Empeñados en querer ser lo que no somos. Empecinados en alcanzar metas imposibles. Cegados en nuestra mirada por querer contemplar horizontes invisibles… perdemos el tiempo,  las fuerzas, los días, la vida y cualquier instante que se precie en tratar de hallar lo que tenemos justo al lado. Imperceptibles para nuestros oídos, empeñados en escuchar grandes voces seguras de sí mismas, descubrimos que lo esencial sigue siendo invisible a los ojos.

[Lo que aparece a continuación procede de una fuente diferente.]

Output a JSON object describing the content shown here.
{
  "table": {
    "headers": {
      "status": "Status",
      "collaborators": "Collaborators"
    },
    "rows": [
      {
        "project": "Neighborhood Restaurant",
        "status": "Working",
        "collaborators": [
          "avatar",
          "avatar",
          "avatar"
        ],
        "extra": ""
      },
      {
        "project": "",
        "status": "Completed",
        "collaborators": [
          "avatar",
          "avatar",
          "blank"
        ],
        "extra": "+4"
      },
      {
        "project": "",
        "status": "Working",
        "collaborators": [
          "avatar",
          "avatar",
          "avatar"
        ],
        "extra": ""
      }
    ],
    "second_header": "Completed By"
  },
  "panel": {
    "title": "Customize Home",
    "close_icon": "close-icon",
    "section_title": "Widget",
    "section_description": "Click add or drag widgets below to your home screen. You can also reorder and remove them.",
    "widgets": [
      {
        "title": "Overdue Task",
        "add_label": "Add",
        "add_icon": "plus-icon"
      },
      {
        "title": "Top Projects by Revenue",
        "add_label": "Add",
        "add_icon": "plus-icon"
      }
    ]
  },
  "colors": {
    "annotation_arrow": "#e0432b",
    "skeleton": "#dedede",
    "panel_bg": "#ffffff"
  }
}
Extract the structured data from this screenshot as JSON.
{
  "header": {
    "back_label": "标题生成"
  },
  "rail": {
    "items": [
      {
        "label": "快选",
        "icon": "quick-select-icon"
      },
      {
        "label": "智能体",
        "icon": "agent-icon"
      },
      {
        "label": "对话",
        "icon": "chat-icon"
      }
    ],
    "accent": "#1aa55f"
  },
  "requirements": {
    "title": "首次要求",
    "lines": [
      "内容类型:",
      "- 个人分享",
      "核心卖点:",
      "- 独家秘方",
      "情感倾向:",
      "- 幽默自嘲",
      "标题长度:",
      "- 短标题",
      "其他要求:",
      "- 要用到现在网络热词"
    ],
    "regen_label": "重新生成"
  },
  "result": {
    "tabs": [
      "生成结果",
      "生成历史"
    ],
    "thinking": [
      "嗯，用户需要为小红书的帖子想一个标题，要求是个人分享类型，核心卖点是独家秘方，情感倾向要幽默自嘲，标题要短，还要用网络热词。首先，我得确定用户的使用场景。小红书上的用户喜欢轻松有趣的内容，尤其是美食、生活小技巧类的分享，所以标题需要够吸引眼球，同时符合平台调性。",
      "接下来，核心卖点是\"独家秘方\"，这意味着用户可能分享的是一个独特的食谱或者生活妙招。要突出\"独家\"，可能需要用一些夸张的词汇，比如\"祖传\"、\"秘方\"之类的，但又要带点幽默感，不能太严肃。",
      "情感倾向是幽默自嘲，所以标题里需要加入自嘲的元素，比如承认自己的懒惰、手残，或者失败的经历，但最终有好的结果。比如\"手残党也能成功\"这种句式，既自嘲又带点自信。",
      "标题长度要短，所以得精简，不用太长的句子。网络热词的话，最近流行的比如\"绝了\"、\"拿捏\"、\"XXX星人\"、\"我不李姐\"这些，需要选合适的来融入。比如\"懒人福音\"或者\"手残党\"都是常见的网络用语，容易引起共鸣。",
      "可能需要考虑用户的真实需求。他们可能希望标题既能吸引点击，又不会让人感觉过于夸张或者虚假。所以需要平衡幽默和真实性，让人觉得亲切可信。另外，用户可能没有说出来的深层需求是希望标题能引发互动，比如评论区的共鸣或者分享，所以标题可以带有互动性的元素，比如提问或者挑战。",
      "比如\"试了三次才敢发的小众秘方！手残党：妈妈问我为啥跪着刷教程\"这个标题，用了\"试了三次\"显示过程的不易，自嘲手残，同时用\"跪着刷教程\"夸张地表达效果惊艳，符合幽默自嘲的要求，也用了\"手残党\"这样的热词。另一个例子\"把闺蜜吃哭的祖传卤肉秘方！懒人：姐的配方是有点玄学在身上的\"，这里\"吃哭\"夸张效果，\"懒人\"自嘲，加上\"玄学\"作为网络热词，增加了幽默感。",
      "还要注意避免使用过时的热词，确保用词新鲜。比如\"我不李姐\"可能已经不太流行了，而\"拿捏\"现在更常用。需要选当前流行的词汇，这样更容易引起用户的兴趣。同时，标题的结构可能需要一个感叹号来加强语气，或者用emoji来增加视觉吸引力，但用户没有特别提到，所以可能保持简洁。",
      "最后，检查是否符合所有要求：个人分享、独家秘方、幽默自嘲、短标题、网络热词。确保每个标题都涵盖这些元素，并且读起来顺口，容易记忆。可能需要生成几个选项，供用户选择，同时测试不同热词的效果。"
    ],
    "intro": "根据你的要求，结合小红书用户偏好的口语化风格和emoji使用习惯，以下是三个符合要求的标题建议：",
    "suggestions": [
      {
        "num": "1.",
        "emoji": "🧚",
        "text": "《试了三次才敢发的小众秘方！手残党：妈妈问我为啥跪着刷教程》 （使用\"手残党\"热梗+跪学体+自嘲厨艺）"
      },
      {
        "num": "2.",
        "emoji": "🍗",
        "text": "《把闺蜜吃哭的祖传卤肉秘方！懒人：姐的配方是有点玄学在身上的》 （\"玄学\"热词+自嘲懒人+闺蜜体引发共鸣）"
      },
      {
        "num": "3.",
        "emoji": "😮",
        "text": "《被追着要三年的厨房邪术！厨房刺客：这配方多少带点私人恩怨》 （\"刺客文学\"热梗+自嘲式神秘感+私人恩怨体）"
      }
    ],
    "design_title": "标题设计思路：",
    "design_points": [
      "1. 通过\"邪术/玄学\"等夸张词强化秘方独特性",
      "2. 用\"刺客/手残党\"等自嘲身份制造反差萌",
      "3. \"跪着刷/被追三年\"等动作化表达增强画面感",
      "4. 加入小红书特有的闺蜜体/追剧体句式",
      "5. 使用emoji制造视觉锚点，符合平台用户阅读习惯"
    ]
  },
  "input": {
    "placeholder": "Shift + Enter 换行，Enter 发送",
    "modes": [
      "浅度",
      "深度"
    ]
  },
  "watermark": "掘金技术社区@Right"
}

No hablo de otra cosa que de los regalos que la vida nos ofrece cada día. De esas personas que se suman al relato cotidiano de la existencia mundana y que forman parte de un guión que siempre está sin escribir. Permítaseme que hable en primera persona. Traten de contemplar en un espejo lo que expreso. Por si les sirve de algo.

Me considero una persona afortunada. En primer lugar, por nacer donde nací y cuando nací. Por crecer en el seno de una familia obrera, inquieta y rebelde como la que me tocó vivir. Con experiencias gozosas de vida con el nacimiento de mis hermanos, y hasta con saber lo que se siente con la muerte de uno de ellos. Esa experiencia me ha permitido hoy aún conmoverme ante la fragilidad de la existencia, en la que la ausencia de vida es, simplemente, un estadio más para experimentar sin rencor lo que somos. Una fortuna, en definitiva, que sigue brotando cada día con los acontecimientos que nos tocan vivir.

Saborear la adolescencia y la juventud hace ya casi cuatro décadas me permite entender ahora, como padre, mucho mejor lo que pueden sentir nuestros hijos. Cierto y verdad es que los tiempos son distintos, pero si me apuran, no tanto como para empeñamos en creer que somos héroes en esto de educar. Sus exabruptos son los nuestros; sus frustraciones, las mismas que conocimos; su rebeldía, la que a lo mejor no canalizamos nosotros, es su respuesta ante el futuro precario que se les avecina. Pero su sinceridad es la mejor reacción a lo que hemos tratado de aportarles desde el respeto. Sobre todo, dejando al lado la culpa y los chantajes emocionales de los que nosotros, desgraciadamente, fuimos objeto y, en ocasiones, incapaces de canalizar hacia otras vías alternativas.

Es verdad que las experiencias son personales e intransferibles. Como lo que se siente ante la pérdida de alguien a quien queremos. Como el amor, ese sentimiento que mezcla emoción y compromiso. El que te hace vibrar y percibir en cada poro de la piel cuando se estremece ante una mirada, un roce, un encuentro furtivo. ¿No merece la pena apostar por amar y sentirse amado? Por supuesto que sí. Y de lo que hablo también considero que he recibido un regalo en toda regla. Así lo he entregado también. Y tú seguro que también. Aunque haya habido tropiezos, desengaños, expectativas no cubiertas… ¡Qué más da! De lo que se trata es de no resistirse a esa fuerza poderosa que todo lo puede, que todo lo alcanza, que todo lo siente. Que es capaz de derribar los muros y baluartes construidos para proteger qué se sabe qué y para qué.

En definitiva, todos somos un regalo para el otro, para nosotros mismos y para quienes quieran cruzarse en el camino de la vida. Somos obsequio, agasajo, dádiva, donación,  ofrenda, presente, ventura y suerte. Cada una de esas expresiones son capaces de encontrar acomodo en nuestra vida, en nuestro interior y, además, están sujetas a explotar y esparcirse sin control -y, por tanto, sin remedio- en todas las esferas de la existencia. Regalos quiero. Regalos doy. Todo es un regalo.